Heat Pumps draw heat from the environment using the conventional refrigeration cycle to produce more energy than they consume. They are an extremely effective and efficient way to not only heat your home but produce all your hot water.
There are 3 types of heat pumps conventionally used in the UK and Ireland. The source you choose largely depends on your specific circumstances.
Ground Source Heat Pump Systems rely on the energy absorbed from the sun and rainwater penetration to keep the ground re-energised, which in the UK and Ireland results in a fairly constant temperature of about 8-12°C. This energy is absorbed by a series of HDPE plastic pipes which collect the energy via a water/ antifreeze solution commonly referred to as “brine”. The technology itself is well proven and has improved dramatically in the last 5 years. 80% of homes in Sweden have heat pumps as their heating system. At Daly we choose to work with Ecoforest as they are a company that are at the forefront of this cutting edge technology. Their heat pump is a compact unit which has the pumps, expansion vessels etc all built into the unit. It also uses Inverter Compressor Technology which modulates the heat output and comes in 2 sizes in the domestic range: 3-12kw and 5-22kw, both available in single or three phase. They also boast a unit which has an integrated 170L domestic hot water cylinder and with it’s built in HTR technology can produce hot water up to 70°C at no extra cost. It does this by using a second small heat exchanger which takes the excess heat from the refrigerant cycle and “tops-up” the hot water when on heating mode, resulting in hot water being produced when the system is on heating the Underfloor Heating or Rads at no additional cost to the home owner. This heat pump is also very quiet in operation and is therefore designed to be fitted inside the property, typically in a ground floor store, cloak room or Utility room.
The first consideration is in choosing a ground source heat pump are site specific and include:
Water Source Heat Pumps work in a similar fashion but are less common as they require you to be not only near a suitable body of water and requires the permission of the water management agency. They work using similar technology as the ground source heat pumps, but an external pump is required and it is recommended to use a titanium plate heat exchanger if the water is found to be hard. At Daly we would argue that a well designed and installed conventional GSHP system is as effective as a water to water system as the additional COP gained by extracting water at 10-15°C can often be offset by the electrical energy to run an additional circulating pump (depending on local water conditions).
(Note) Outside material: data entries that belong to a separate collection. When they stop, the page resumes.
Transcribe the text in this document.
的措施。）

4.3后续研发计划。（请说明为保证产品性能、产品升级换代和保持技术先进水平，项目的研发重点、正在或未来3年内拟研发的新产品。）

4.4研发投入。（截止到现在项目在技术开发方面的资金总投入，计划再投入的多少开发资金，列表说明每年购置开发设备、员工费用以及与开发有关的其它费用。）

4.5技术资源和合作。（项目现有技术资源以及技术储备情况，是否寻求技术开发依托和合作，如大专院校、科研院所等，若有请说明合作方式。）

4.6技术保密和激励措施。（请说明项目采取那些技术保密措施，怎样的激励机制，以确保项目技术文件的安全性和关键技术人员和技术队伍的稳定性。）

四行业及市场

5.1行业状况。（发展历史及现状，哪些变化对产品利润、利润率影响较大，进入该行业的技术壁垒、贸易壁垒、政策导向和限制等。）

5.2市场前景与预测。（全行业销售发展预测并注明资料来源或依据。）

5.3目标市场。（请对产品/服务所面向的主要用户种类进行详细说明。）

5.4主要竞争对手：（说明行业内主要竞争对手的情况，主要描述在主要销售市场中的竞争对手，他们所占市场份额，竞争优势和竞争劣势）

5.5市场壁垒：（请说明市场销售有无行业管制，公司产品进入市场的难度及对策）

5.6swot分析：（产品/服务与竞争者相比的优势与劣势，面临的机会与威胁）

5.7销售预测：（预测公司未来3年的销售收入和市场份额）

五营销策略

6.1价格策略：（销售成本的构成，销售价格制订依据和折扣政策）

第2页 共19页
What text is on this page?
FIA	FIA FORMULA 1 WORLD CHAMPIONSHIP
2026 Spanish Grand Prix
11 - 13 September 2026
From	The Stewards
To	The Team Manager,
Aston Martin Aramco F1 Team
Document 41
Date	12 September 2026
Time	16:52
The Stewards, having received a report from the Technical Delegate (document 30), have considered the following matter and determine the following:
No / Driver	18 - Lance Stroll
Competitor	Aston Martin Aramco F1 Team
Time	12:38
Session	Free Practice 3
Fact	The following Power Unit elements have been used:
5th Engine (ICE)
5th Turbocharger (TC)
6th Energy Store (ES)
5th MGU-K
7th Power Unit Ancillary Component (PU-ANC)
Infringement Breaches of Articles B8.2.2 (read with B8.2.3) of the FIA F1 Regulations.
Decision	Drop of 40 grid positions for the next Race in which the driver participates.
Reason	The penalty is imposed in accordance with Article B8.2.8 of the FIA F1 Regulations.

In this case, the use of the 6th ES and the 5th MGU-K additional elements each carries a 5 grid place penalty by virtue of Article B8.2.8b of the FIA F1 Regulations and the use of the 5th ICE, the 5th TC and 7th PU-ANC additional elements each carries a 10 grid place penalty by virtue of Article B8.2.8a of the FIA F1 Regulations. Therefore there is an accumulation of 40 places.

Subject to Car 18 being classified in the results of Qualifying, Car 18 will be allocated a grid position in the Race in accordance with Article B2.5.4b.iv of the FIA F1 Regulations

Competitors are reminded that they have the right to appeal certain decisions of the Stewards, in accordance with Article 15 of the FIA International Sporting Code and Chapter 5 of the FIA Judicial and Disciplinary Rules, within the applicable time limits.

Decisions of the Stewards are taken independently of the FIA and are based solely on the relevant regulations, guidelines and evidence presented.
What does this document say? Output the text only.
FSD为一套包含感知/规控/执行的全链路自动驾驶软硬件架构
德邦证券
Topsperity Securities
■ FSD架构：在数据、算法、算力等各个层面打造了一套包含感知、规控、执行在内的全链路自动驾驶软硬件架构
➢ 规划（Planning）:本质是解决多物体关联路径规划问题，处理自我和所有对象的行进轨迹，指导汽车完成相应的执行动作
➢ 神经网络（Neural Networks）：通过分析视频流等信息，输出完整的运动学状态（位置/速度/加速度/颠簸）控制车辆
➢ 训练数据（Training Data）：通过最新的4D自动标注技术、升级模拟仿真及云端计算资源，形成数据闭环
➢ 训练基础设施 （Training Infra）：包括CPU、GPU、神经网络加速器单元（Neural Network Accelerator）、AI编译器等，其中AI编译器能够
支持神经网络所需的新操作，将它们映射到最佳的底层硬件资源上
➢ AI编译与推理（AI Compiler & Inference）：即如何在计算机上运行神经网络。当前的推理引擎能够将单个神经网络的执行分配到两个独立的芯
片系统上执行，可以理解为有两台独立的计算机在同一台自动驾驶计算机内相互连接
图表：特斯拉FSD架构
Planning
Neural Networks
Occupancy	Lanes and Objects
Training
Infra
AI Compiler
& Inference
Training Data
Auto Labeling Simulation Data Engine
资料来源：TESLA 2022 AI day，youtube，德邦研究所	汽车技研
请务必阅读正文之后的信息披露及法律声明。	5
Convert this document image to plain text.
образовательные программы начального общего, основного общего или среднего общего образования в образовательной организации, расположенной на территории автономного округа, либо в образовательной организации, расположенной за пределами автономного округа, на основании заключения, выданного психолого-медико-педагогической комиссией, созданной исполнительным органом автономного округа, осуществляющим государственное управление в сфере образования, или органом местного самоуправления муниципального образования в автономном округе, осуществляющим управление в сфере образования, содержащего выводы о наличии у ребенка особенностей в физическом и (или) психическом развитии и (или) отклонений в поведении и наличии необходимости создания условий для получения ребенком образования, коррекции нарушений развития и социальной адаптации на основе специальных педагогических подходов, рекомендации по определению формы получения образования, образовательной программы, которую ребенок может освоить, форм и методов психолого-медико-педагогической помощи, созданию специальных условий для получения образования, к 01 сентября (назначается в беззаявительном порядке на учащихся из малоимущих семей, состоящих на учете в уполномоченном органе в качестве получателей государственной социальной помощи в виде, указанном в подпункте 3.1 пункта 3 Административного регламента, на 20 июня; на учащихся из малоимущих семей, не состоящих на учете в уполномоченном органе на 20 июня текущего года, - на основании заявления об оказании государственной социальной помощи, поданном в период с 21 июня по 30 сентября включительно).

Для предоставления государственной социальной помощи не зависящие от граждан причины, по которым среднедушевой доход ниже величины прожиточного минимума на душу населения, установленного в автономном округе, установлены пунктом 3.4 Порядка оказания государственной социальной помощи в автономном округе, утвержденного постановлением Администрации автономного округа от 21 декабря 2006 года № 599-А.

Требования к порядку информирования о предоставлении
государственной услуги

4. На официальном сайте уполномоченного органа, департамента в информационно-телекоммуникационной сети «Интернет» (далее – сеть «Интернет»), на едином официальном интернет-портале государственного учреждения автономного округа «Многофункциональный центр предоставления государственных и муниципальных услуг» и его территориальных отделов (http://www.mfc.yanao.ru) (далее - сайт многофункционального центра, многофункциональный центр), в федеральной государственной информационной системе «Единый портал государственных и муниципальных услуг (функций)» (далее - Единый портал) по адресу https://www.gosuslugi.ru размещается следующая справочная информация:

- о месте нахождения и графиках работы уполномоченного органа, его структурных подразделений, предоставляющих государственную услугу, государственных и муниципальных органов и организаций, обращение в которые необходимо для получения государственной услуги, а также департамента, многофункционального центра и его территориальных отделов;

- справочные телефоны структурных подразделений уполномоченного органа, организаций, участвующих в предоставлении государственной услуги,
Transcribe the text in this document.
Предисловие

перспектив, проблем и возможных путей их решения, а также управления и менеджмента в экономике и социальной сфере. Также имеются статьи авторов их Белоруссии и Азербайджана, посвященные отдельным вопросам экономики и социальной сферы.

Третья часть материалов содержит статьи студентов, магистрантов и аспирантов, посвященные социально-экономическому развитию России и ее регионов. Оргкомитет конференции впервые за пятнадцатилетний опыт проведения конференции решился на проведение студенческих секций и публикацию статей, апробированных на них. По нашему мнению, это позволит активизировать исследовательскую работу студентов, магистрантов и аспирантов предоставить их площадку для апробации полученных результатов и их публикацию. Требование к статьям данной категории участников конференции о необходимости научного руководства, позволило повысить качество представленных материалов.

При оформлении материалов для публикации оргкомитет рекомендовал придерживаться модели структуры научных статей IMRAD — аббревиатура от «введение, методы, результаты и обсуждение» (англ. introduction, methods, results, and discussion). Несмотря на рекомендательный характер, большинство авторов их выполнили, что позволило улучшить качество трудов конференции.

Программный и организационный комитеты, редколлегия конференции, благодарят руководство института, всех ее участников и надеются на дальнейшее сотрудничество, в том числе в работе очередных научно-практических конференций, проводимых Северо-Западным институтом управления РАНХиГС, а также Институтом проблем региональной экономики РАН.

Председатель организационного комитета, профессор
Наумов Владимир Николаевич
Air Source Heat Pumps work using similar technology as the ground source heat pumps, but using the outside air as its energy source. In the UK and Ireland, the outside air temperature rarely goes below -3°C. The heat or energy moves from hot to cold (2nd law of thermodynamics) and the refrigerant in the heat pump boils at very low temperatures of -30°C so the difference between the outside air and refrigerant create the energy that flows into the heat pump.
Having installed heat pumps since 2007, we have built up significant experience in the installation of heat pump technology.
With having installed GSHP & ASHP System in similar sized houses with similar insulation specifications, we have found after going back to review our systems that a typical ASHP will have a 15-20% higher running cost than GSHPSystems. This is still significantly better than a fossil fuel system as an ASHP will still be around 400% efficient compared to an oil or gas boiler which is around 90% efficient. ASHP Systems are cheaper to install than a GSHP System with the main difference being that the unit will have to be mounted at the side of your property or garage whereas the GSHP unit is internal in the house.
An Air Source Heat Pump uses a fan to draw the outside air across the evaporator and during the Winter season will have to carry out periodic defrosts as the evaporator will begin to form a layer of ice as the heat is drawn out of the air. The defrost process requires a 4-way valve inside the unit to switch the operation of the refrigerant system and draw energy back from the heating system to carry out the defrost. A typical defrost can take 3 to 6 minutes to complete.
The maintenance requirements for both systems are minimal. There are filters on both systems which can be removed and cleaned and after this is done at commissioning stage it should not have to be done on a repeated basis. Other external factors such as ensuring the pressure in the heating and/ or brine circuits is regularly checked and the quality of the water will have an impact on the performance and longevity of these systems but this is no different to a conventional heating system.
Ground Source Heat Pumps are more expensive to install than Air Source Heat Pumps, but are more efficient and have a lifespan of 20-25 years.
Air Source Heat Pumps are becoming more popular in the UK and Ireland as they are significantly less expensive to install. This is because they don’t require any ground works and need less space, which also makes them an excellent choice for urban dwellings, flats and apartments.